Mas, se é isso, eu convido-os a reflectirem um pouco sobre a tal opressão de Castela sobre Portugal. É que é um facto que a Espanha passou séculos a exercer bullying militar e político sobre Portugal, a fazer invasões e anexações, a matar portugueses, e há poucos ditados populares tão estabelecidos como de Espanha, nem bom vento, nem bom casamento, mesmo se eu conheço casos particulares de casamentos que não o confirmam. Mas a única circunstância histórica em que Portugal foi mesmo integrado na Espanha, os sessenta anos da dinastia Filipina de 1580 a 1640, não resultou de nenhuma conquista militar nem da opressão de Castela, mas da estupidez e incompetência das elites portuguesas, a começar pelo reizinho imaturo que decidiu ir a Marrocos matar mouros antes de assegurar sucessão, pela côrte que não foi capaz de o impedir de ir, nem que tivesse sido por um par de tabefes bem aplicados que na idade certa, e pelas restantes elites que deixaram resolver a questão como decorria da lei aceitando a entrega da coroa ao legítimo sucessor de Sebastião na linha de sucessão, o tio Felipe II, rei de Espanha. Não foi a opressão de Castela, mas a irresponsabilidade e a incompetência das elites portuguesas, que entregaram Portugal à coroa espanhola.
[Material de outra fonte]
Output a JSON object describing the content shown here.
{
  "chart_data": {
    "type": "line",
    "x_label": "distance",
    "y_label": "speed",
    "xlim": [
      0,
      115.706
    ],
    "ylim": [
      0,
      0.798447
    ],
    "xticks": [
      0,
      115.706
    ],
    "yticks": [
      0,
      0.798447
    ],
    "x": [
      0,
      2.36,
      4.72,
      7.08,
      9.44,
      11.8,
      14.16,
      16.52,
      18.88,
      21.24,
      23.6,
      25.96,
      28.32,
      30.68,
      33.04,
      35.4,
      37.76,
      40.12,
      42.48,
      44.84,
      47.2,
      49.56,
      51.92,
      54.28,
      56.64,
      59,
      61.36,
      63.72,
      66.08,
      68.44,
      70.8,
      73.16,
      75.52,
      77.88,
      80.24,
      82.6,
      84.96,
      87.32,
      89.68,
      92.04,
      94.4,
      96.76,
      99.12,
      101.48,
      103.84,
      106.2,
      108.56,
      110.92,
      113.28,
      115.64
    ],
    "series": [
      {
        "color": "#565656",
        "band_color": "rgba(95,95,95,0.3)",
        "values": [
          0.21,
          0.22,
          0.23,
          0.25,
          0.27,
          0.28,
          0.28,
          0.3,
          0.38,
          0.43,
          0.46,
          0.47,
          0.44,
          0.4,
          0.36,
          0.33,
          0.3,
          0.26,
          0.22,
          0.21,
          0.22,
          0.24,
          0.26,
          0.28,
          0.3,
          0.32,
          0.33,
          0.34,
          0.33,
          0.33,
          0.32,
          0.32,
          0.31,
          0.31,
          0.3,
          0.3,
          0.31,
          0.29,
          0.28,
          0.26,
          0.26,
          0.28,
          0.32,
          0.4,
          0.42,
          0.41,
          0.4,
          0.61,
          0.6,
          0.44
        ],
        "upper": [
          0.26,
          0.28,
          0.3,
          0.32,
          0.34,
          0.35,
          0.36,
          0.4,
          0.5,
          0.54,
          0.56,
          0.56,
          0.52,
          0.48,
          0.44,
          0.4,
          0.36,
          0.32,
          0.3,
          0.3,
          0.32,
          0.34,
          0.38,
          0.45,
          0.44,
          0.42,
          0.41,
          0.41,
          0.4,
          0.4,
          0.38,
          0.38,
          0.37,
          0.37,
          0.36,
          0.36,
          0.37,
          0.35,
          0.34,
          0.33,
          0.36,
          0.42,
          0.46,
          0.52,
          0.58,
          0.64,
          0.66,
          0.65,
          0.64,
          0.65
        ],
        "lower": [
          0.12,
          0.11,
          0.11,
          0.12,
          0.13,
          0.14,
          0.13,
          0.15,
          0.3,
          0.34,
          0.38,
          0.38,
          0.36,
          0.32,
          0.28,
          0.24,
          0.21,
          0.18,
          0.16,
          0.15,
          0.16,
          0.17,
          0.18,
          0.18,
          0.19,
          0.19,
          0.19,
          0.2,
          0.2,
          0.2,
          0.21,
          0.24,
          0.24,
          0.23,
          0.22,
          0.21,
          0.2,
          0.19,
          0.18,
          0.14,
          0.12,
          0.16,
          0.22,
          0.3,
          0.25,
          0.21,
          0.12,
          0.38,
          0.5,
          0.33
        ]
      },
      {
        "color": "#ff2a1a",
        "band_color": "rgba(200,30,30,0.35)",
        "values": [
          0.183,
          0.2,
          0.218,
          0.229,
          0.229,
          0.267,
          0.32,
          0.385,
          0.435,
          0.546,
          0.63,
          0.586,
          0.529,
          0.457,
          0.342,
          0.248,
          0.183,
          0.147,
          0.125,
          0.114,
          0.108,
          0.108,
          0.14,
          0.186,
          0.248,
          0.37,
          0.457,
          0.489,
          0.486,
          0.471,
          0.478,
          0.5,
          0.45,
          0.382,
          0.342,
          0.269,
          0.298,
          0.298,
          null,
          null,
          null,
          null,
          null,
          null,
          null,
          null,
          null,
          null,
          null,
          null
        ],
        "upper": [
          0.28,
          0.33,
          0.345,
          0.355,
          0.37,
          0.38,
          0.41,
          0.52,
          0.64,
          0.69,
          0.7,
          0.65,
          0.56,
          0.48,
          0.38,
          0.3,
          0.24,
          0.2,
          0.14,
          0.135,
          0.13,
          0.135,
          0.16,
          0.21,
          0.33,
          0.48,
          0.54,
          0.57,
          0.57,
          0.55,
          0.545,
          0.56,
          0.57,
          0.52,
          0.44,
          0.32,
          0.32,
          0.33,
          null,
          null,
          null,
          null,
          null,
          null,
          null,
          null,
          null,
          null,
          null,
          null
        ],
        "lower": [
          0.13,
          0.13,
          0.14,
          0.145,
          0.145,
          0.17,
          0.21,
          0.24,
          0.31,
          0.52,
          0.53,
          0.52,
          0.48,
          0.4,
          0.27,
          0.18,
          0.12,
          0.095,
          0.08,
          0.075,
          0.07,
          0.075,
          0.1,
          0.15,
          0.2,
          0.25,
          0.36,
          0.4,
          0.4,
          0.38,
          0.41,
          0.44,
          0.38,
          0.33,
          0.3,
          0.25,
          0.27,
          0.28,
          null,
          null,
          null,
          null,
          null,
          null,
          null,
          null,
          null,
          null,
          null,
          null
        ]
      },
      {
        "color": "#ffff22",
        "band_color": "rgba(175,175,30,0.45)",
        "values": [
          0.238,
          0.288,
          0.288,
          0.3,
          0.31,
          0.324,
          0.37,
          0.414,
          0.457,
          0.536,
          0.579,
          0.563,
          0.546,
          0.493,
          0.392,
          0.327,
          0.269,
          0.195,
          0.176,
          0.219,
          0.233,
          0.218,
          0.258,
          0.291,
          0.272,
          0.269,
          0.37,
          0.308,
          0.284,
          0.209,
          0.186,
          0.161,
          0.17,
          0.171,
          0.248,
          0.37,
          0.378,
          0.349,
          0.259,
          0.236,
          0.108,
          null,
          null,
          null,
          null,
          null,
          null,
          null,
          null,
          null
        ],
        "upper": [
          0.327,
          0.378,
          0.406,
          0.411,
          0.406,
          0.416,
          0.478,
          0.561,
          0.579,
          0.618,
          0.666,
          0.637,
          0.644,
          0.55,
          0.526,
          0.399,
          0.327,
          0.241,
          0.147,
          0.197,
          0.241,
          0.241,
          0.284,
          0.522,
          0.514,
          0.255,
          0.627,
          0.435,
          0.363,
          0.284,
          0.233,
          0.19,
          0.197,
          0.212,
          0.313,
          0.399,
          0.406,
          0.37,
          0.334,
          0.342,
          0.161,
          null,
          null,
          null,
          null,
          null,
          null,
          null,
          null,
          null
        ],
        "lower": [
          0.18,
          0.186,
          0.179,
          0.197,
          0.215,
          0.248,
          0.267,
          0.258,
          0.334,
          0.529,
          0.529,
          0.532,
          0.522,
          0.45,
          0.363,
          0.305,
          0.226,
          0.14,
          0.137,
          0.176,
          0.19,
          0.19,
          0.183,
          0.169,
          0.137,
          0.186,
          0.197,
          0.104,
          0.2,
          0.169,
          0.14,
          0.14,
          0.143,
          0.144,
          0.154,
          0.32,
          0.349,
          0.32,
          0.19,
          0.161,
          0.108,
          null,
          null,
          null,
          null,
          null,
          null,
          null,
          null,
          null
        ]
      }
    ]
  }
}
De modo que, se quiserem aprender alguma lição com a dinastia filipina e com a restauração, fariam melhor em prestar mais atenção à raiz do problema, a incompetência para governar das elites portuguesas que volta e meia, e em última instância, entregam a independência nas mãos de quem tem capacidade para o fazer, e menos aos heroísmos pretensiosos das restaurações, muitas vezes encenados pelos mesmos que estiveram activamente na sua perda. Defenestrem os Dom Sebastião para mais tarde não ser necessário defenestrar os Miguel de Vasconcelos.

E se com este sobressalto independentista andam a nutrir sonhos alucinogénicos, deixem-se deles: Olivença só voltará a ser portuguesa por cima dos cadáveres dos que lá vivem, que preferem ser espanhóis e governados por gente com um mínimo de juízo, a portugueses governados e de vez em quando abandonados à sua sorte pelos Dom Sebastião de serviço, que os há para dar e vender, mesmo que agora sejam entrevistados em cenários quartel de bombeiro.

Já se o que os motiva é a falta de afectos da esquerda, desistam. Eles não gostam nem respeitam os Freitas do Amaral, apenas os acolhem como idiotas úteis que lhes dão jeito e apenas enquanto lhes dão jeito. Logo que deixam de dar, passam a Jumento do Mês.